Notably, the silicon sleeve seems weakest along the top and bottom edges at the front of the device – these get the most wear and tear as you push the phone in and pull it out of your pocket. Similarly, the flaps covering the ports are a nice touch but they can make the ports a little difficult to access – they also feel like they could break off if you pulled them hard enough as the silicon is thinnest where the flap needs to bend.
Turning the Commuter’s materials inside-out, the Defender consists of an inner polycarbonate shell made of two halves completely encloses your device – screen and all – which then in turn fits into a silicon outer layer which has a similar pattern to the Commuter, affording it better grip. This can then be held in a clip, attached to your belt.
The Defender is big, but your phone is locked away inside a couple of protective layers and feels like it could withstand a small military assault. The USB and headphone ports are still covered by flaps, although they open in the opposite direction on the Defender. As with the Commuter, buttons protrude nicely and are easy to press and the case doesn’t obscure the rear camera or its flash in any way.
The inner shell is hard plastic – on the test case, bright yellow – which locks into place at a number of points around the device. The outer silicon shell then slips around the inner, holding it firmly inside. The whole setup doesn’t go so far as to be waterproof though, with the speaker grille, front camera, home button and IR blaster exposed to the elements. “Exposed” is a bit unfair, because the combined protective layers around the device should shield it very well from moisture and accidents.
The outer shell leaves two tabs from the hard inner shell exposed on either side, allowing it to snap into the belt clip firmly. Given that the belt clip works best horizontally, it’s puzzling that the clip can only attach to your belt vertically. I’d have liked to see an option to rotate the belt clip to work either way, and instead settled for running the clip through a loop on my jeans rather than clipping it over my belt directly.
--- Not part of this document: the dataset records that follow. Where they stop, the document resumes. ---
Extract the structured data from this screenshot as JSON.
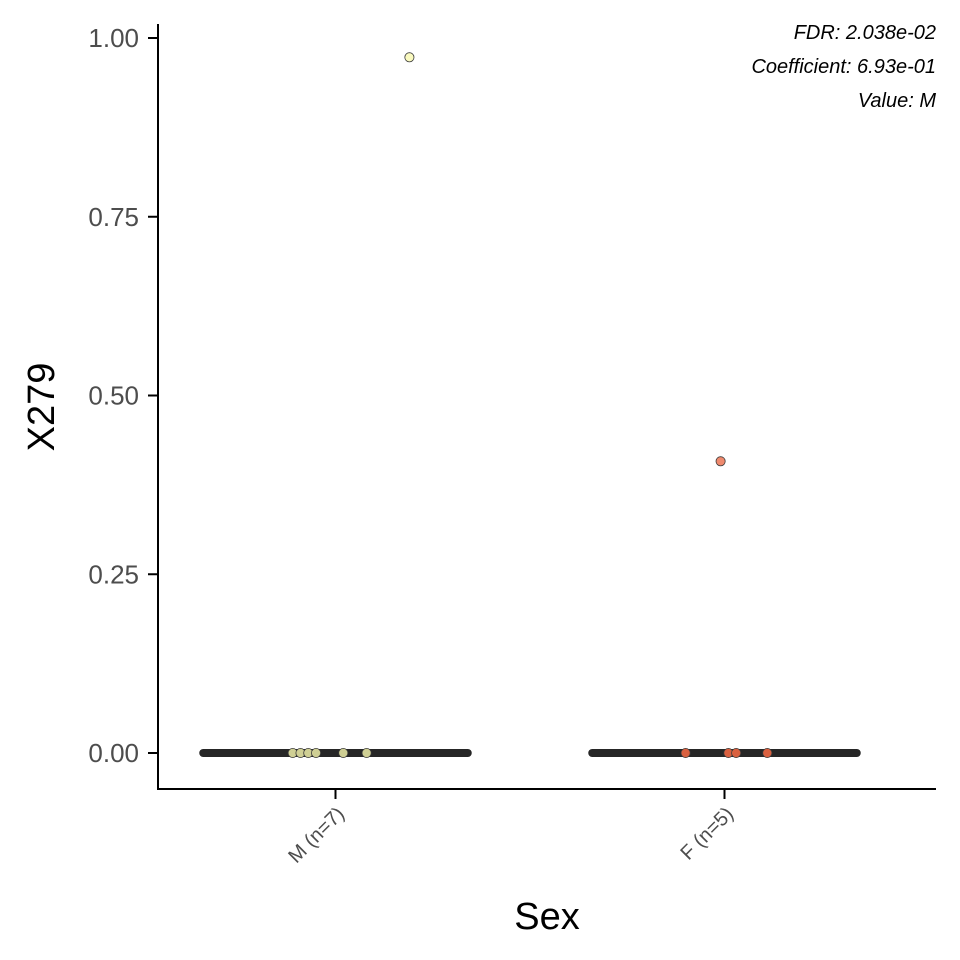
{
  "chart_data": {
    "type": "scatter",
    "xlabel": "Sex",
    "ylabel": "X279",
    "categories": [
      "M (n=7)",
      "F (n=5)"
    ],
    "ylim": [
      -0.05,
      1.02
    ],
    "yticks": [
      0.0,
      0.25,
      0.5,
      0.75,
      1.0
    ],
    "ytick_labels": [
      "0.00",
      "0.25",
      "0.50",
      "0.75",
      "1.00"
    ],
    "annotations": [
      "FDR: 2.038e-02",
      "Coefficient: 6.93e-01",
      "Value: M"
    ],
    "annotation_position": "top-right",
    "grid": false,
    "legend": "none",
    "median_bar_color": "#262626",
    "point_outline": "#3a3a3a",
    "series": [
      {
        "category": "M (n=7)",
        "color": "#cfcf94",
        "outlier_color": "#fafac0",
        "median": 0.0,
        "values": [
          0.0,
          0.0,
          0.0,
          0.0,
          0.0,
          0.0,
          0.973
        ],
        "jitter": [
          -0.11,
          -0.09,
          -0.07,
          -0.05,
          0.02,
          0.08,
          0.19
        ]
      },
      {
        "category": "F (n=5)",
        "color": "#d9603f",
        "outlier_color": "#ef8a6e",
        "median": 0.0,
        "values": [
          0.0,
          0.0,
          0.0,
          0.0,
          0.408
        ],
        "jitter": [
          -0.1,
          0.01,
          0.03,
          0.11,
          -0.01
        ]
      }
    ]
  }
}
I was skeptical of the built-in screen protector at first, though I needn’t have worried. The case is well-engineered and there’s no gap between your phone and the screen protector. It’s not perfect (an occasional bit of friction might stop you completing a word using gesture input), but it did allow me to use the phone with wet fingers. Daylight visibility is decreased slightly, but it’s nothing you can’t compensate for with screen brightness. If you use polarised sunglasses, you might find the screen looks a little funky through them – this isn’t unusual for smartphone screens, though.
Ultimately, I feel the Defender is probably a step too far for me for everyday use – it’s simply too bulky. I could see my way clear to using it if I were often in an environment where my phone might see unexpected impacts, but I don’t work in that kind of environment (and my phone is in my bag while I’m riding).
I was surprised how much I liked the Commuter case, though – despite the added heft, it’s a decent trade-off for device protection, and it felt reassuringly good in my hand. I’d like to keep a Commuter on my S4, which is probably the highest praise I can give it.